Pensa te, a tutto potevi pensare ma non a quello. Non volevo crederci, sapeva di presa per il culo bell'e buona. Non volevo crederci, era la cazzata del secolo. “Sono trentadue anni che lo vedi il mare, Novecento!”
“Da qui. Io lo voglio vedere da là. Non è la stessa cosa”. Sant'Iddio, mi sembrava di parlare con un bambino.
“Va beh, aspetta di essere in porto, ti sporgi e lo guardi per bene. È la stessa cosa”.
“Non è la stessa cosa”.
“E chi te lo ha detto?”
Gliel'aveva detto uno che si chiamava Baster, Lynn Baster. Un contadino. Uno di quelli che vivono quarant'anni lavorando come muli e tutto quello che hanno visto è il loro campo e, una o due volte, la città grande, qualche miglio più in là, il giorno della fiera. Solo che poi a lui la siccità aveva portato via tutto, la moglie se n'era andata con un predicatore di non so cosa, e i figli se li era portati via la febbre, tutti e due. Uno con la buona stella, insomma. Così un giorno aveva preso le sue cose, e aveva fatto tutta l'Inghilterra a piedi per arrivare a Londra. Dato però che non se ne intendeva granché, di strade, invece che arrivare a Londra era finito in un paesino da nulla, dove però se continuavi sulla strada, facevi due curve e giravi dietro la collina, alla fine, d'improvviso vedevi il mare. Non l'aveva mai visto prima, lui. Ne era rimasto fulminato. L'aveva salvato, a voler credere a quello che diceva. Diceva: "È come un urlo gigantesco che grida e grida, e quello che grida è: “Banda di cornuti, la vita è una cosa immensa, lo volete capire o no? Immensa!”. Lui, Lynn Blaster, quella cosa non l'aveva pensata mai. Proprio non gli era capitato di pensarla. Fu come una rivoluzione, nella sua testa.
E - richiudendo il cerchio - penso anche alle “Antiche Sere” di Motti, quel ritorno consapevole alle alte quote che Gian Piero immaginava dopo la catarsi depurativa del “Nuovo Mattino”. Per provare a vedere cose conosciute da un altro punto di vista bisogna prima - dolorosamente - separarsene.
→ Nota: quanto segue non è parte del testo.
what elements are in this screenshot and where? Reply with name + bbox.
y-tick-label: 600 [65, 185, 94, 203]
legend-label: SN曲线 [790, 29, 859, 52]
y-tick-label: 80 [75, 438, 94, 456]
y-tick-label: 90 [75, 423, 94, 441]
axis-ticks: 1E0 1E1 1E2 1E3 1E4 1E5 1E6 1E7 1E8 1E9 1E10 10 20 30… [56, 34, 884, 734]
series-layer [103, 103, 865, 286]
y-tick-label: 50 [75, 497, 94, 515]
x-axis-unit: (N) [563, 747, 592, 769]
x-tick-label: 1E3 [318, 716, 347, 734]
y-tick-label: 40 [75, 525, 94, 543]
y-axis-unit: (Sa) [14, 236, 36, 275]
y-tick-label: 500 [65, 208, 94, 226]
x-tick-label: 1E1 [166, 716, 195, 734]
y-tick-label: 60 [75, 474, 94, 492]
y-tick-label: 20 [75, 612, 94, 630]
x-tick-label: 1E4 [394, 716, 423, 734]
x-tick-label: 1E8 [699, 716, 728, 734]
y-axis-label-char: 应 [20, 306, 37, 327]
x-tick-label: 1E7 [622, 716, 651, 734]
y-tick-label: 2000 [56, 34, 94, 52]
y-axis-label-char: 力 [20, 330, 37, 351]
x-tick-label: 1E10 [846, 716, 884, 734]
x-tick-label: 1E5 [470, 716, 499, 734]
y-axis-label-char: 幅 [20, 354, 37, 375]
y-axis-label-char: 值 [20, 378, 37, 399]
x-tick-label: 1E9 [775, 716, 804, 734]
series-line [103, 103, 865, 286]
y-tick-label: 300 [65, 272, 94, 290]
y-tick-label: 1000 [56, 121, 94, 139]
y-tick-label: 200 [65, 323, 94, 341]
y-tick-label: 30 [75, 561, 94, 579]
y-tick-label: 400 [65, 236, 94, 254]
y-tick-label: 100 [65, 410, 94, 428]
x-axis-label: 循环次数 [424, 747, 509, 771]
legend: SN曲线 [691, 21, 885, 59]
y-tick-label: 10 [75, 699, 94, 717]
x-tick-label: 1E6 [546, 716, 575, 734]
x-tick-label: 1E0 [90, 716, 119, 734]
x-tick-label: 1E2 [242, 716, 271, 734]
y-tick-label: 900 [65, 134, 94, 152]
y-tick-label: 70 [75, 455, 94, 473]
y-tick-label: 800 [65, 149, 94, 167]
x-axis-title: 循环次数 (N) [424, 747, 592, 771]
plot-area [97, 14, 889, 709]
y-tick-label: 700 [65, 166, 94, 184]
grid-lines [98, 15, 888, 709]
Come concludere questa passeggiata passeggiata per le libere associazioni dei miei pensieri, che immagino ai più apparirà delirante e sconclusionata?
Proprio nel Piantonetto di cui Motti parla nel suo articolo - si trova la Placca dei Sogni. Una parete insignificante. O forse no.
La Placca dei Sogni è una parete appoggiata che sarà alta cento metri e larga altrettanti. Inizia da un prato ripido, e finisce su un prato ripido. Una cascata sul margine sinistro fa da colonna sonora. Alla base non c'è una pietra. La roccia è stupefacente per geometrie e colori.
Per arrivarci si cammina per un'ora e mezza dal rifugio con uno zaino imponente e ignorando che esiste un comodo sentiero.
Insomma, è un posto che arrampicatoriamente non ha senso.
Ai miei occhi però è di una bellezza commovente.